Challenges in Drug Development
PROTACs are large molecules. A typical small-molecule drug follows the “rule of five,” a set of guidelines predicting whether a compound can be absorbed through the gut and reach the bloodstream after being swallowed. PROTACs routinely violate these guidelines: they’re heavier, more complex, and have more chemical features that hinder absorption. This makes oral bioavailability one of the biggest hurdles in turning PROTACs into pills patients can take at home.
Researchers are tackling this through careful molecular design, using three-dimensional structural properties rather than simple two-dimensional metrics to predict which PROTACs will absorb well. Some candidates have achieved adequate oral bioavailability, but optimizing this for each new PROTAC remains a case-by-case challenge. The linker connecting the two ends of the molecule is a particularly sensitive design element: its length, flexibility, and chemical composition all influence whether the ternary complex forms properly and whether the overall molecule can survive the journey through the digestive system.

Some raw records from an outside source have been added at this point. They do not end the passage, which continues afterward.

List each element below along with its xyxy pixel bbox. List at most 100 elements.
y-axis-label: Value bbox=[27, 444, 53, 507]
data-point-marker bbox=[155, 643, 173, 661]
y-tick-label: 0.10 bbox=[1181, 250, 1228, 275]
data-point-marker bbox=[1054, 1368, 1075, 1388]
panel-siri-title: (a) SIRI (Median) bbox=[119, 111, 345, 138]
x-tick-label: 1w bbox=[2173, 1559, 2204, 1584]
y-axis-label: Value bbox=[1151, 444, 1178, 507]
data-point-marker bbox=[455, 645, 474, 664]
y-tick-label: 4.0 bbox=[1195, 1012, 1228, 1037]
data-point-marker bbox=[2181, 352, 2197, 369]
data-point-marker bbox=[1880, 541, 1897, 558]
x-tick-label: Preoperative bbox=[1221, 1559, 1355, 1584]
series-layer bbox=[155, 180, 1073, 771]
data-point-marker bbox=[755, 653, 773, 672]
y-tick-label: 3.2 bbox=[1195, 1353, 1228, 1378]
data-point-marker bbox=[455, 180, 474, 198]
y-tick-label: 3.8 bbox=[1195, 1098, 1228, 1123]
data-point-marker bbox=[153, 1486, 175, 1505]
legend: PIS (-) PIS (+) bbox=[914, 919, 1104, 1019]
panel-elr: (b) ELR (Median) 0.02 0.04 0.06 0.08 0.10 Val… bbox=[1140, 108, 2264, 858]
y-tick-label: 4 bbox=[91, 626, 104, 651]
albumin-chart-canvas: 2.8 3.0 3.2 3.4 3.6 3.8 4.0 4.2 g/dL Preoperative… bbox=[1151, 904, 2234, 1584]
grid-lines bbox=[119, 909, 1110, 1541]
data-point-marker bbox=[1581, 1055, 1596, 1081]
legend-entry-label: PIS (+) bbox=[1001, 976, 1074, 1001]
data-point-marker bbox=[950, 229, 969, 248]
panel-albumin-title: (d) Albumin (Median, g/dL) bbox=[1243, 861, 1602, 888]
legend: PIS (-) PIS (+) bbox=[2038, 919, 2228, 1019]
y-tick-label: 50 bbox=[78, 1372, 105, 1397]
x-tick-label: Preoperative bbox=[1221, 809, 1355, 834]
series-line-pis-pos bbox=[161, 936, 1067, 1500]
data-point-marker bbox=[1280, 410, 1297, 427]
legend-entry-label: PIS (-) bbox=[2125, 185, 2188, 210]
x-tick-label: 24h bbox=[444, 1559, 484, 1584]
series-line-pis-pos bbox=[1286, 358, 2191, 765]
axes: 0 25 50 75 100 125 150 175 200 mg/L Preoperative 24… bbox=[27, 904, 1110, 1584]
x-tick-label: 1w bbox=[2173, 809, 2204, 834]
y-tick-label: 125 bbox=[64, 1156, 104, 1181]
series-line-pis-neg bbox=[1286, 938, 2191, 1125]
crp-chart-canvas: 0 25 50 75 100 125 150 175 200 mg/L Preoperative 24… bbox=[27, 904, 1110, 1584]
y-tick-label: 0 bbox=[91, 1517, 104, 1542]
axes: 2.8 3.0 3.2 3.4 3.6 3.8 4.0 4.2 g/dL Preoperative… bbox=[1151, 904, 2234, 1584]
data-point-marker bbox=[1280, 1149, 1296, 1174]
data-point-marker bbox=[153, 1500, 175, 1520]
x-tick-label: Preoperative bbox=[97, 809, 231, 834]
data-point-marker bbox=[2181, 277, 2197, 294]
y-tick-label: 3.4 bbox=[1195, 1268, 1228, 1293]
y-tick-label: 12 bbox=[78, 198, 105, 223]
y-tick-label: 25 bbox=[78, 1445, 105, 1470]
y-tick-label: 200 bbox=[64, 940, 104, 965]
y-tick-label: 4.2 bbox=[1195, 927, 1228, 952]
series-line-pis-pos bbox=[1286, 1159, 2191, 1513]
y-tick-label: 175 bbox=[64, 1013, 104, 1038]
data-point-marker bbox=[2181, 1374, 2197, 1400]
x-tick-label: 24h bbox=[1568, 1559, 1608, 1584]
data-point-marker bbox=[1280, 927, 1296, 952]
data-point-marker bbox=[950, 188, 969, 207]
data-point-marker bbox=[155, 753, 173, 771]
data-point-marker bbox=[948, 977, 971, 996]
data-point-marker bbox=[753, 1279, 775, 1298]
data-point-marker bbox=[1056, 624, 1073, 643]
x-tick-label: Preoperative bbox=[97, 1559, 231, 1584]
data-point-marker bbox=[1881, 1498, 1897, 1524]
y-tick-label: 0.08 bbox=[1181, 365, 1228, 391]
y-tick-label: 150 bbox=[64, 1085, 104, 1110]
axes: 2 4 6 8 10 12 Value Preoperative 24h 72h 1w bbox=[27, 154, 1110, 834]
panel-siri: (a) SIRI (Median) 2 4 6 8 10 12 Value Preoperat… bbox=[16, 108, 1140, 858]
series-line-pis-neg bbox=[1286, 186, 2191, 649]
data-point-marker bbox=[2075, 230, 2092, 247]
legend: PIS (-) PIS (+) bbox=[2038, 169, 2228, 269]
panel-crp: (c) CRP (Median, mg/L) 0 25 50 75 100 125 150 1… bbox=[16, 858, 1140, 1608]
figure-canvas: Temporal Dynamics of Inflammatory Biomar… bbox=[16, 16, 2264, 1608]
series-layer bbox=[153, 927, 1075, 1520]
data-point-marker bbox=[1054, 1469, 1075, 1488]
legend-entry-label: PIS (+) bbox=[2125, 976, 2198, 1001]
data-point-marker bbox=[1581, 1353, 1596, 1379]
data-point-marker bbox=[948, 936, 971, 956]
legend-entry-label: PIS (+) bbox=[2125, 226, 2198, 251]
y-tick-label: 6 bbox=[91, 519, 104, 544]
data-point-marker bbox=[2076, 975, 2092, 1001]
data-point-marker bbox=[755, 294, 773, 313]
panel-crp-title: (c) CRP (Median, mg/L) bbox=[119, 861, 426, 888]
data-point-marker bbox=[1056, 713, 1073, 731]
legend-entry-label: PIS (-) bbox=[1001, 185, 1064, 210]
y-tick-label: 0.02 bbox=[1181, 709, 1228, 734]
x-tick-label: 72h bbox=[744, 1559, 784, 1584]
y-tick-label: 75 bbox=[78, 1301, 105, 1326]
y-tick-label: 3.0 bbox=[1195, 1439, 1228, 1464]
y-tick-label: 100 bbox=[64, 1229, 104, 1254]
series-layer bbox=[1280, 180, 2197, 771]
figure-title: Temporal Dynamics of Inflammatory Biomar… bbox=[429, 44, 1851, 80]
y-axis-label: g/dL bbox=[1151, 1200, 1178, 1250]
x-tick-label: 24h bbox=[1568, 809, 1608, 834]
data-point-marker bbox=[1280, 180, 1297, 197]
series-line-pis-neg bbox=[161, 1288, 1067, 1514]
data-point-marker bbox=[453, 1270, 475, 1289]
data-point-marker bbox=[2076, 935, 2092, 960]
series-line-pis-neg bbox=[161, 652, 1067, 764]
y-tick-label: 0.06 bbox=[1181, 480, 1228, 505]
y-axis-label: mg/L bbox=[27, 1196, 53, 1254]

There’s also the “hook effect,” a counterintuitive problem where too high a concentration of PROTAC actually reduces its effectiveness. At very high doses, individual PROTAC molecules saturate both the target protein and the E3 ligase separately, preventing the formation of the three-way complex needed for degradation. Finding the right dosing window is therefore more nuanced than with traditional drugs, where more is generally better up to the point of toxicity.